In the absence of privacy legislation from dilatory parliaments, Strasbourg has been busy expanding and setting the limits to such rights. On Tuesday, in a welcome move, it ruled against a demand by ex-Formula One boss Max Mosley that newspapers should be required to notify subjects of exposés ahead of time to allow them to get injunctions to block publication. “Although punitive fines and criminal sanctions could be effective in encouraging prenotification,” the ECHR argues rightly, such a requirement “would have a chilling effect on journalism, even political and investigative reporting, both of which attract a high level of protection under the convention.”
The ruling comes as privacy assumes centre stage in London in the wake of exposure of widespread celebrity phone-tapping by the News of the World. This week the Daily Telegraph was also reprimanded by the Press Complaints Commission over covertly taping Lib Dem ministers, and the subjects of a string of super-injunctions were exposed illegally by an anonymous Tweeter.
The cases reflect distinctive features of the British media scene, not least the seemingly unrestrainable prurience of the tabloid press and the reality of protection only for the very rich, but also the international challenge of controlling the Internet short of unacceptable Chinese-like measures. The super-injunctions in particular have prompted more talk of the need for parliament rather than the courts to shape the law in this area.

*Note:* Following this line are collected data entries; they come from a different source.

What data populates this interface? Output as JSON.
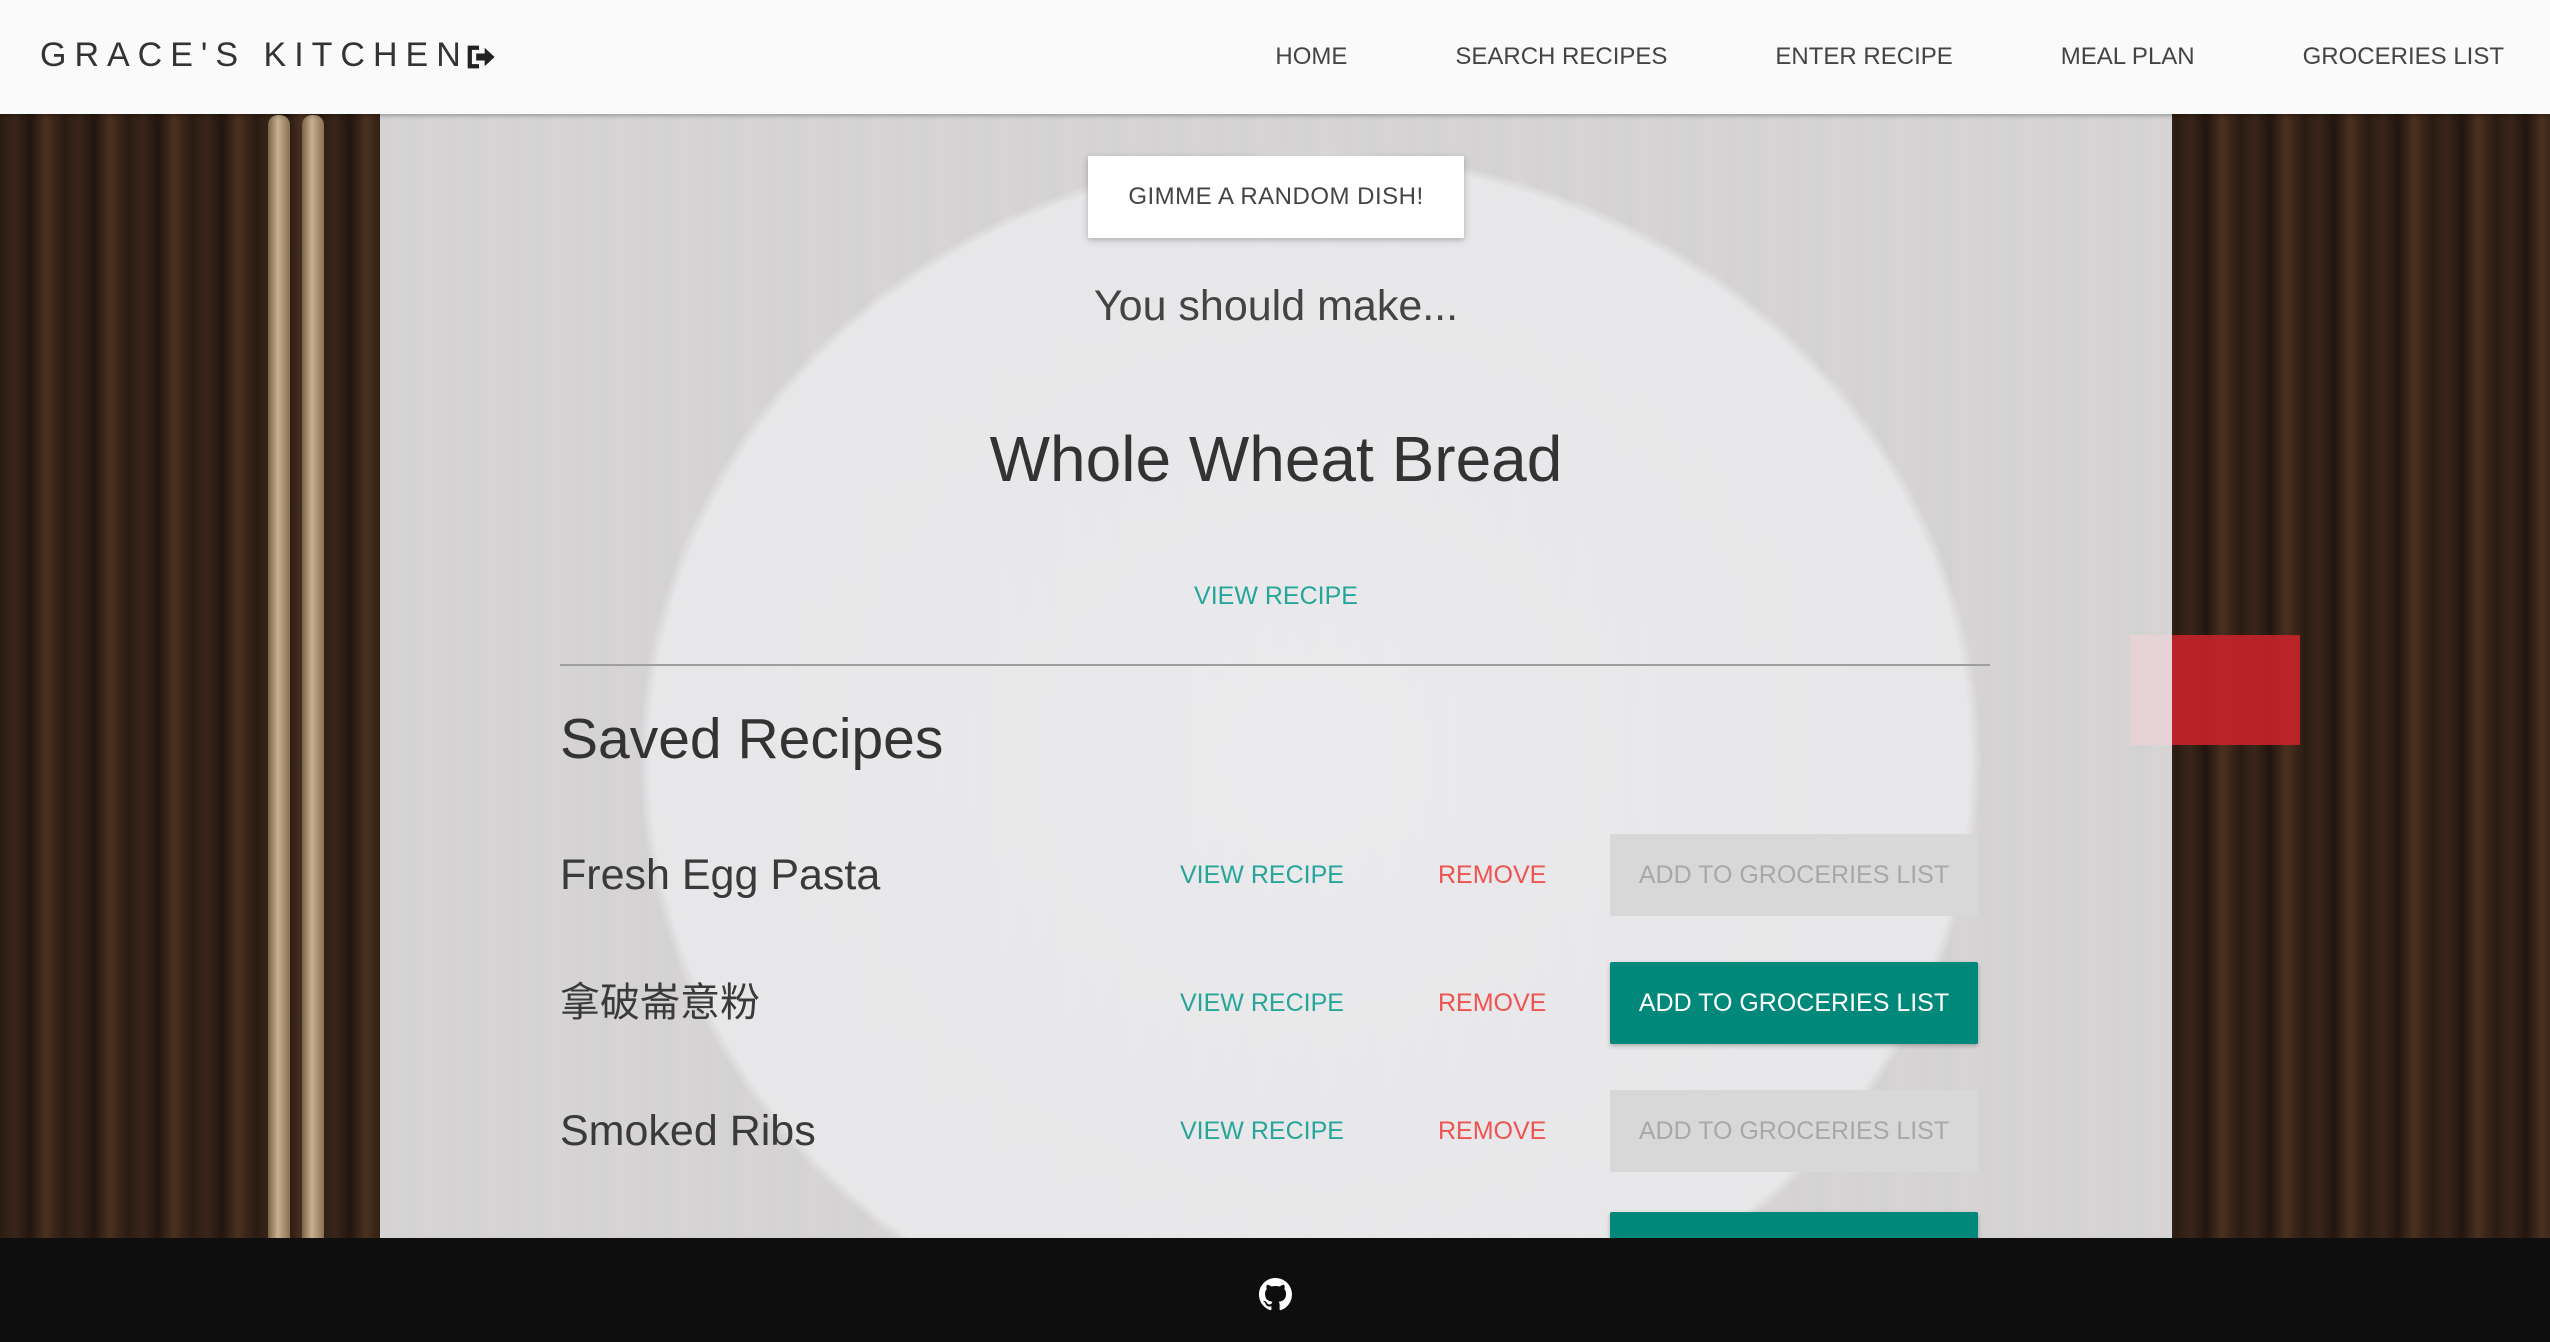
{
  "navbar": {
    "brand": "GRACE'S KITCHEN",
    "logout_icon": "sign-out-icon",
    "links": [
      "HOME",
      "SEARCH RECIPES",
      "ENTER RECIPE",
      "MEAL PLAN",
      "GROCERIES LIST"
    ]
  },
  "random": {
    "button_label": "GIMME A RANDOM DISH!",
    "prompt": "You should make...",
    "dish": "Whole Wheat Bread",
    "view_label": "VIEW RECIPE"
  },
  "saved": {
    "title": "Saved Recipes",
    "rows": [
      {
        "name": "Fresh Egg Pasta",
        "view": "VIEW RECIPE",
        "remove": "REMOVE",
        "add": "ADD TO GROCERIES LIST",
        "add_enabled": false
      },
      {
        "name": "拿破崙意粉",
        "view": "VIEW RECIPE",
        "remove": "REMOVE",
        "add": "ADD TO GROCERIES LIST",
        "add_enabled": true
      },
      {
        "name": "Smoked Ribs",
        "view": "VIEW RECIPE",
        "remove": "REMOVE",
        "add": "ADD TO GROCERIES LIST",
        "add_enabled": false
      },
      {
        "name": "",
        "view": "",
        "remove": "",
        "add": "",
        "add_enabled": true
      }
    ]
  },
  "footer": {
    "icon": "github-icon"
  },
  "colors": {
    "accent_teal": "#26a69a",
    "button_teal": "#00897b",
    "remove_red": "#ef5350",
    "disabled_gray": "#d8d8d8"
  }
}
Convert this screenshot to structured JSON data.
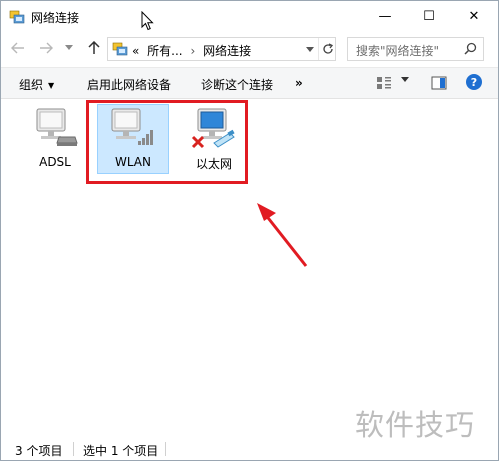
{
  "window": {
    "title": "网络连接",
    "controls": {
      "minimize": "—",
      "maximize": "☐",
      "close": "✕"
    }
  },
  "nav": {
    "back_icon": "arrow-left-icon",
    "forward_icon": "arrow-right-icon",
    "up_icon": "arrow-up-icon",
    "address": {
      "overflow": "«",
      "crumb_1": "所有...",
      "separator": "›",
      "crumb_2": "网络连接"
    },
    "search_placeholder": "搜索\"网络连接\""
  },
  "commands": {
    "organize": "组织",
    "enable_device": "启用此网络设备",
    "diagnose": "诊断这个连接",
    "more": "»"
  },
  "items": [
    {
      "label": "ADSL",
      "icon": "dialup-connection-icon",
      "selected": false
    },
    {
      "label": "WLAN",
      "icon": "wireless-connection-icon",
      "selected": true
    },
    {
      "label": "以太网",
      "icon": "ethernet-disconnected-icon",
      "selected": false
    }
  ],
  "annotation": {
    "color": "#e11b22"
  },
  "watermark": "软件技巧",
  "status": {
    "count": "3 个项目",
    "selected": "选中 1 个项目"
  },
  "colors": {
    "selection_bg": "#cce8ff",
    "selection_border": "#99d1ff",
    "accent": "#1f6fd1"
  }
}
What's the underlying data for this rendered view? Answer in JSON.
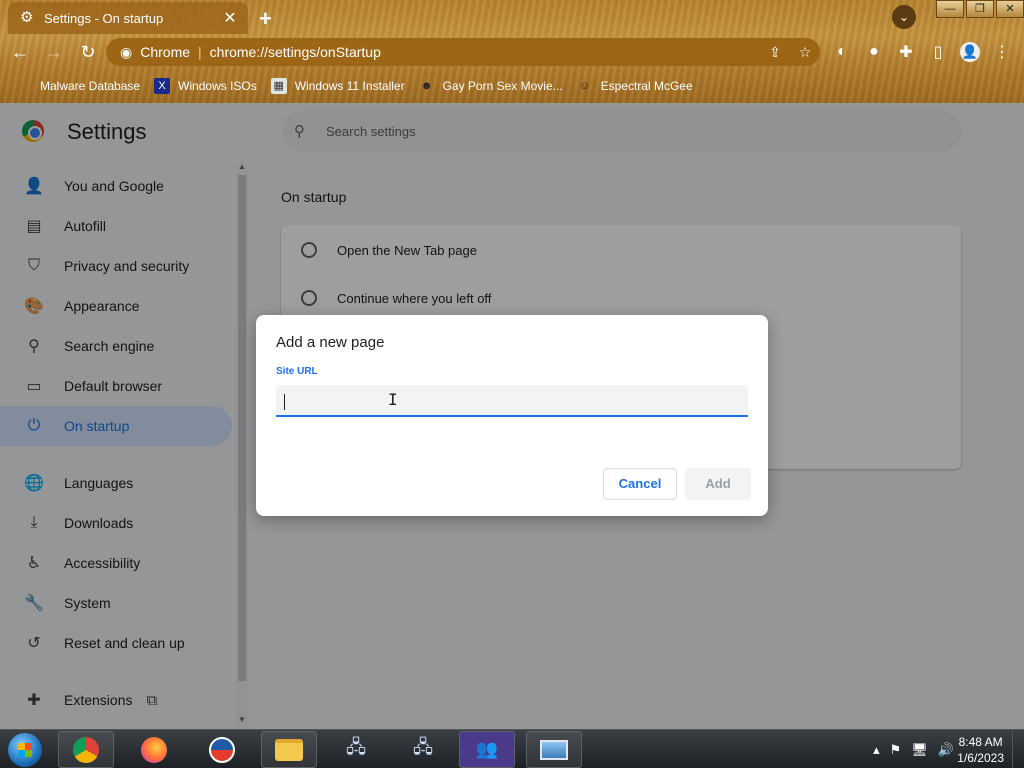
{
  "browser": {
    "tab_title": "Settings - On startup",
    "tab_close": "✕",
    "new_tab": "+",
    "omnibox_site": "Chrome",
    "omnibox_url": "chrome://settings/onStartup",
    "window_controls": [
      "—",
      "❐",
      "✕"
    ]
  },
  "bookmarks": [
    {
      "label": "Malware Database",
      "icon": "bookmark-icon"
    },
    {
      "label": "Windows ISOs",
      "icon": "x-icon"
    },
    {
      "label": "Windows 11 Installer",
      "icon": "image-icon"
    },
    {
      "label": "Gay Porn Sex Movie...",
      "icon": "site-icon"
    },
    {
      "label": "Espectral McGee",
      "icon": "avatar-icon"
    }
  ],
  "settings": {
    "title": "Settings",
    "search_placeholder": "Search settings",
    "nav": [
      {
        "label": "You and Google",
        "icon": "person-icon"
      },
      {
        "label": "Autofill",
        "icon": "clipboard-icon"
      },
      {
        "label": "Privacy and security",
        "icon": "shield-icon"
      },
      {
        "label": "Appearance",
        "icon": "palette-icon"
      },
      {
        "label": "Search engine",
        "icon": "search-icon"
      },
      {
        "label": "Default browser",
        "icon": "browser-icon"
      },
      {
        "label": "On startup",
        "icon": "power-icon",
        "active": true
      },
      {
        "label": "Languages",
        "icon": "globe-icon"
      },
      {
        "label": "Downloads",
        "icon": "download-icon"
      },
      {
        "label": "Accessibility",
        "icon": "accessibility-icon"
      },
      {
        "label": "System",
        "icon": "wrench-icon"
      },
      {
        "label": "Reset and clean up",
        "icon": "history-icon"
      },
      {
        "label": "Extensions",
        "icon": "puzzle-icon"
      }
    ],
    "section_title": "On startup",
    "options": [
      "Open the New Tab page",
      "Continue where you left off"
    ]
  },
  "dialog": {
    "title": "Add a new page",
    "field_label": "Site URL",
    "input_value": "",
    "cancel_label": "Cancel",
    "add_label": "Add"
  },
  "taskbar": {
    "time": "8:48 AM",
    "date": "1/6/2023"
  },
  "colors": {
    "accent": "#1a73e8",
    "active_nav_bg": "#d2e3fc",
    "theme_wood": "#b7832f"
  }
}
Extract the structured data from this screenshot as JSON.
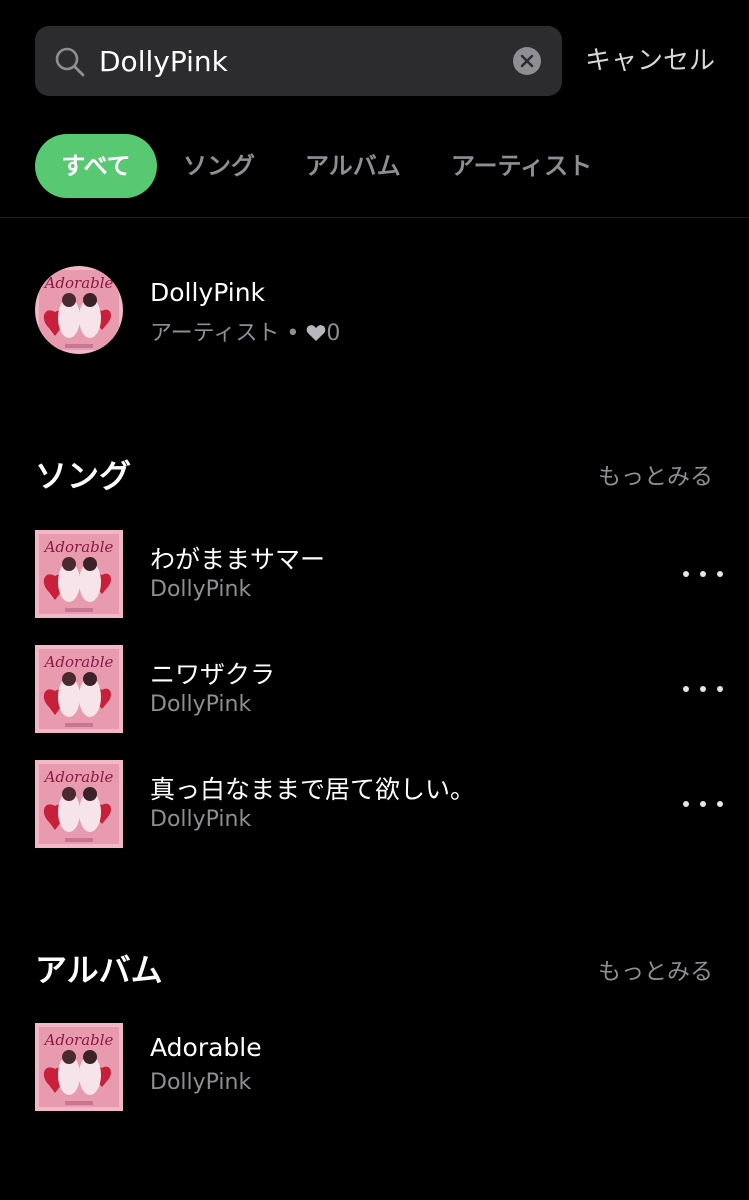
{
  "search": {
    "value": "DollyPink",
    "cancel_label": "キャンセル"
  },
  "tabs": [
    {
      "label": "すべて",
      "active": true
    },
    {
      "label": "ソング"
    },
    {
      "label": "アルバム"
    },
    {
      "label": "アーティスト"
    }
  ],
  "artist": {
    "name": "DollyPink",
    "type_label": "アーティスト",
    "separator": "•",
    "likes": "0"
  },
  "songs_section": {
    "title": "ソング",
    "more_label": "もっとみる",
    "items": [
      {
        "title": "わがままサマー",
        "artist": "DollyPink"
      },
      {
        "title": "ニワザクラ",
        "artist": "DollyPink"
      },
      {
        "title": "真っ白なままで居て欲しい。",
        "artist": "DollyPink"
      }
    ]
  },
  "albums_section": {
    "title": "アルバム",
    "more_label": "もっとみる",
    "items": [
      {
        "title": "Adorable",
        "artist": "DollyPink"
      }
    ]
  },
  "artwork": {
    "text": "Adorable",
    "colors": {
      "bg": "#f3b8c8",
      "heart": "#c81f3a",
      "text": "#8a1a44"
    }
  },
  "colors": {
    "accent": "#58c872",
    "background": "#000000",
    "search_bg": "#2c2c2e",
    "muted": "#8e8e93"
  }
}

As popular as a privacy law would probably be among politicians and the public – though cynics counter that the tabloids’ public also revels in the lack of such protection – there are real problems involved in agreeing how to formulate a legal distinction between “public interest” journalism and “public curiosity” journalism. Sometimes the two overlap and merge, making the banning of the latter fraught with danger.
The problem is that the baby gets thrown out with the bathwater, and that the chilling effect on public service journalism that the court warns of, already stymied by outrageously extravagant defamation awards, will choke the genuine investigation of malfeasance in high or rich places.